This is somewhat instrumental in resolving the imaginary distinction between Probability Theory and Statistical Theory. How then can one deal with this epistemological inadequacy with its nuances? Jaynes’ Objective-Bayesianism expressed in the Ma圎nt principle serves as the foundation of Probability theory for modern science. Since most Decision problems hinges on uncertainty crisis in enumerating the range of possibilities. Our mathematical probability model however different, is a powerful analytical tool that guarantees detection of inconsistencies or violations of our other desiderata, derivable from its axioms. But all mathematical formulation attempts to put forward a consistent and complete representation of the real world, often fails to satisfy Kurt Gödel’s incompleteness theorem. Within this framework the use of Logic and Set Theories, was key to understanding the foundations of mathematics. At Jaynes’ time of writing, the speculative sciences were beginning to assume a mathematical bend vis-a-vis the representation of the process of reasoning quantitatively. This work pries into the analytic and systematic approach to the study of decision making in the light of Edwin Jaynes’ Probability Logic.

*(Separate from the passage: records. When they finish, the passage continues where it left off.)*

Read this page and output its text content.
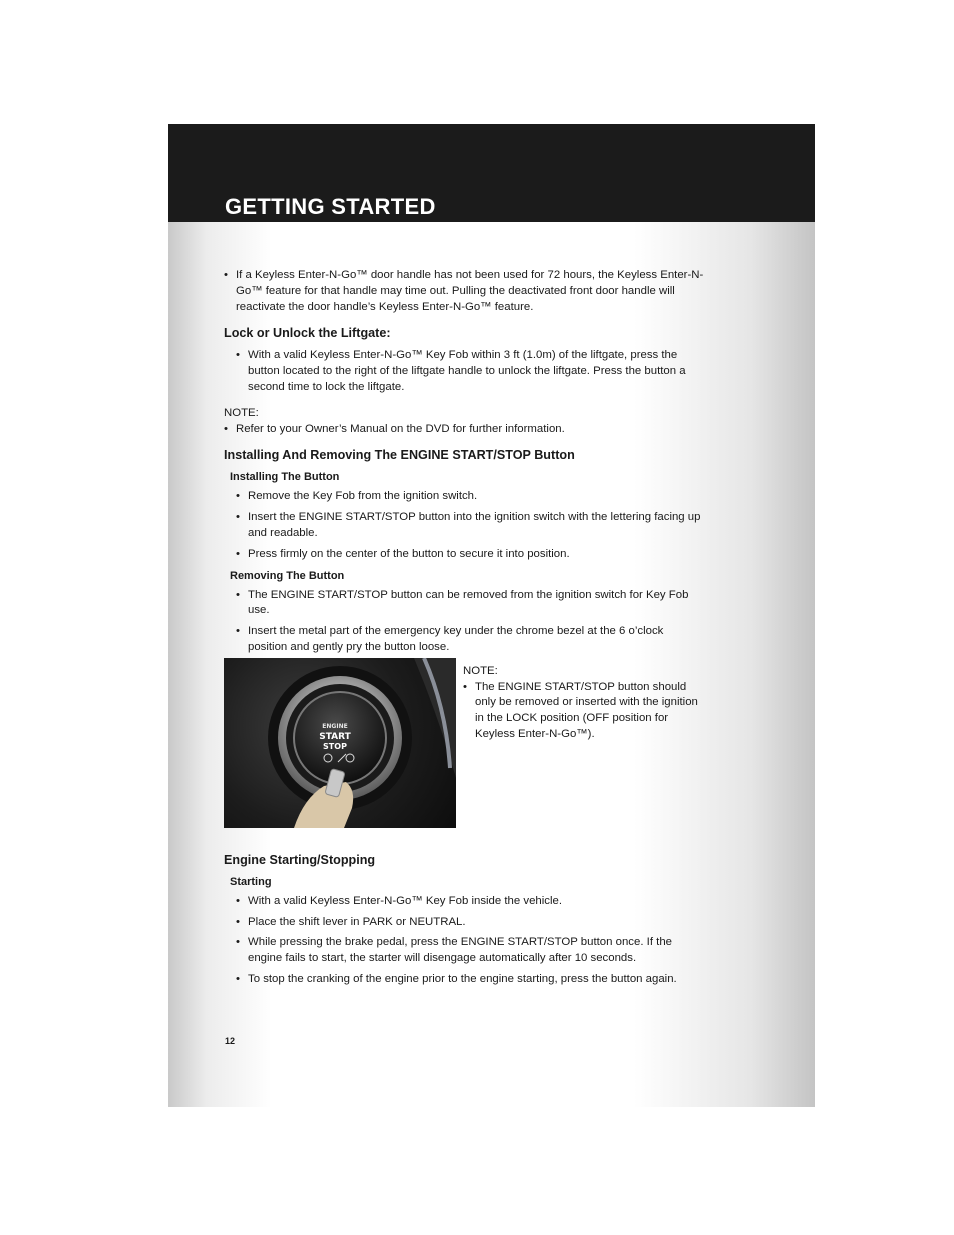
GETTING STARTED

• If a Keyless Enter-N-Go™ door handle has not been used for 72 hours, the Keyless Enter-N-Go™ feature for that handle may time out. Pulling the deactivated front door handle will reactivate the door handle’s Keyless Enter-N-Go™ feature.

Lock or Unlock the Liftgate:

• With a valid Keyless Enter-N-Go™ Key Fob within 3 ft (1.0m) of the liftgate, press the button located to the right of the liftgate handle to unlock the liftgate. Press the button a second time to lock the liftgate.

NOTE:

• Refer to your Owner’s Manual on the DVD for further information.

Installing And Removing The ENGINE START/STOP Button
Installing The Button

• Remove the Key Fob from the ignition switch.

• Insert the ENGINE START/STOP button into the ignition switch with the lettering facing up and readable.

• Press firmly on the center of the button to secure it into position.

Removing The Button

• The ENGINE START/STOP button can be removed from the ignition switch for Key Fob use.

• Insert the metal part of the emergency key under the chrome bezel at the 6 o’clock position and gently pry the button loose.

ENGINE
START
STOP

NOTE:

• The ENGINE START/STOP button should only be removed or inserted with the ignition in the LOCK position (OFF position for Keyless Enter-N-Go™).

Engine Starting/Stopping
Starting

• With a valid Keyless Enter-N-Go™ Key Fob inside the vehicle.

• Place the shift lever in PARK or NEUTRAL.

• While pressing the brake pedal, press the ENGINE START/STOP button once. If the engine fails to start, the starter will disengage automatically after 10 seconds.

• To stop the cranking of the engine prior to the engine starting, press the button again.

12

The concluding chapter explains how writing this research paper is relevant to the writer as a student and as a professional. Chapter 3 defines science and presents key concepts that prove that inferential statistics is, indeed, a scientific methodology. Chapter 2 explains how formal numerical inference is used in various fields, and in different types of research papers. The first chapter introduces key terminology, history, importance and advantages, dangers and limitations of statistics in general and inferential statistics in particular. With correct usage, inferential is accepted as a key element in scientific research procedures, particularly in doctoral dissertations because, by definitions, a doctoral dissertation is a formal research paper that creates new knowledge including new hypotheses or models. According to the parameters of scientific practice, inferential statistics may be used erroneously and thus produce incorrect results. It is a way of measuring uncertainties as well as a formal way of expressing probabilities, predictions, extrapolations, and other extensions of reasoning and thought that go beyond the available data. ABSTRACT Inferential statistics plays an important role in various fields of human endeavor as well as in personal development.

This paper presents the usage of different types of inferential statistics, the relevance of statistics to various disciplines, its usage in different types of research, and its relevance to the writer.